02:14C'est simplement qu'effectivement, les hommes noirs et arabes souffrent aussi du racisme
02:18et donc de violences, de discriminations.
02:20J'ai l'impression qu'en tant que femme maghrébine, on lutte sur tous les fronts.
02:22C'est-à-dire, on lutte contre les hommes de notre communauté
02:25qui peuvent effectivement être extrêmement virulents, même sur les réseaux sociaux.
02:28On doit lutter à la fois contre des hommes qui ne sont pas arabes et qui sont aussi violents
02:31et on doit lutter contre la société qui essentialise nos familles
02:34et qui essentialise les violences qu'on vit.
02:36Donc, tout l'enjeu pour nous, c'est simplement de dire
02:39qu'il existe des hommes violents partout, c'est juste le fruit du patriarcat.
02:42La question, c'est comment on fait, nous, pour en parler ?
02:43Comment on fait pour dire qu'effectivement, les hommes de nos communautés
02:47peuvent être vecteurs de violences et sont aussi le vecteur du patriarcat
02:50sans qu'on ait l'extrême droite derrière qui vienne nous dire
02:52« Mais vous voyez, on vous l'a dit ! »
02:54« On vous l'a dit que les Arabes sont sexistes et violents avec leurs femmes. »
02:56Donc, c'est pour ça que le racisme nous empêche aussi,
02:59en réalité, en tant que femme maghrébine, de se libérer de ça.
03:01Quand on voit quelqu'un de minorité, c'est-à-dire un noir, une personne noire,
03:05une personne arabe dans l'espace public,
03:07on va le juger à travers un regard qui est un regard de domination.

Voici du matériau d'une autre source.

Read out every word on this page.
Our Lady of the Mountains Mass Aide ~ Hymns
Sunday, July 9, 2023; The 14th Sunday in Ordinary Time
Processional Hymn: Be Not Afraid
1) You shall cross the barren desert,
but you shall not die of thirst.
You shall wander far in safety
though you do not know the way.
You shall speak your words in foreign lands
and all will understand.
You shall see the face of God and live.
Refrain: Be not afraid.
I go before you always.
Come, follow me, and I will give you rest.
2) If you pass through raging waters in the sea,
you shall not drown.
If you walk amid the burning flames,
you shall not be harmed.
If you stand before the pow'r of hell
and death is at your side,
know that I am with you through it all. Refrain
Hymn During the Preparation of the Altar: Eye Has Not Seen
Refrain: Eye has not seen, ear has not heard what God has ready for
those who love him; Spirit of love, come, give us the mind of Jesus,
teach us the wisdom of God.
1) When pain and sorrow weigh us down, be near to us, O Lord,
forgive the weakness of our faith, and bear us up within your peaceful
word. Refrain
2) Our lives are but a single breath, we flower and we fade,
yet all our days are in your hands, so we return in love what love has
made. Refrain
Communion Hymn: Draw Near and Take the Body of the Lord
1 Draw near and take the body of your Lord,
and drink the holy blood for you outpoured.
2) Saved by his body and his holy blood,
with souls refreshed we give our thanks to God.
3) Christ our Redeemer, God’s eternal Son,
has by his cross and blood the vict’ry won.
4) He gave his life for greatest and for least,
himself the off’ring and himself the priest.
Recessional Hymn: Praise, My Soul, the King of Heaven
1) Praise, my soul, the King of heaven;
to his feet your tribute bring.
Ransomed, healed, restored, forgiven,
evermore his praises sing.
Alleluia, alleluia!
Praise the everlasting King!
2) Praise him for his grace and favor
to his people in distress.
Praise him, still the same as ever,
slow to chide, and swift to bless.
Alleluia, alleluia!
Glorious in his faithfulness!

03:10A priori, c'est un regard négatif.
03:11C'est de toujours considérer que soit on n'est pas compétent,
03:14soit, effectivement, on est des traîtres, des vendus.
03:16Moi, j'imagine toujours un peu les dominants dans une grande pièce
03:19en train de nous regarder nous battre pour des miettes, en fait.
03:21Nous dire « Regardez, nous, on a l'argent, on a le pouvoir, on a le capitalisme,
03:26on est riches, et puis regardez, en bas,
03:27elles sont en train de se battre pour une petite miette de pain. »
03:30Donc, c'est pour ça que moi, j'essaie de faire l'inverse
03:32et d'avoir, au contraire d'une intransigeance,
03:34une espèce de solidarité à toute épreuve.
03:35Ça veut dire aussi s'accorder à soi et accorder aux autres le droit à l'erreur.
03:39Et ça, c'est le plus compliqué quand on est une femme ou une personne racisée.
03:44C'est de se dire, en fait, le fait que je fasse une erreur,
03:46ça ne dit pas que je suis une mauvaise personne.
03:48C'est parce qu'on a une espèce de jugement d'a priori négatif sur nous-mêmes.
03:52Il n'y a pas d'autre solution quand on vient d'un groupe minorisé
03:54et quand on est une femme, de rentrer en sororité.
03:56Moi, je le vois juste, par exemple, avec ce qui se passe sur les réseaux
03:58avec Tana Land en ce moment.
03:59On voit que c'est, en fait, un mouvement de sororité.
04:01C'est de dire que, en fait, la manière dont vous jugez une seule femme,
04:04c'est la manière dont vous jugez toutes les autres.
04:05Et c'est exactement ce que j'essaie de dire sur les femmes maghrébines.
04:08C'est que si une seule d'entre nous est attaquée
04:10parce qu'elle est une femme maghrébine, on est toutes attaquées.
04:12Et si on s'attaque entre nous en tant que femmes maghrébines,
04:15on donne la légitimité à ceux qui nous attaquent et à celles qui nous attaquent.
04:17Partez du postulat que nous sommes dignes,
04:19que nous sommes dignes de respect,
04:21que nous sommes dignes de vivre, tout simplement,
04:23et qu'on n'a pas à se poser la question en permanence de
04:25est-ce que j'ai le droit de faire telle ou telle chose ?
04:27Et surtout, d'intérioriser aussi que la rivalité, en fait, elle nous nuit.
04:31Rentrer en rivalité avec une autre femme,
04:33et spécifiquement avec une autre femme maghrébine,
04:35ça ne c'est rien d'autre que la domination.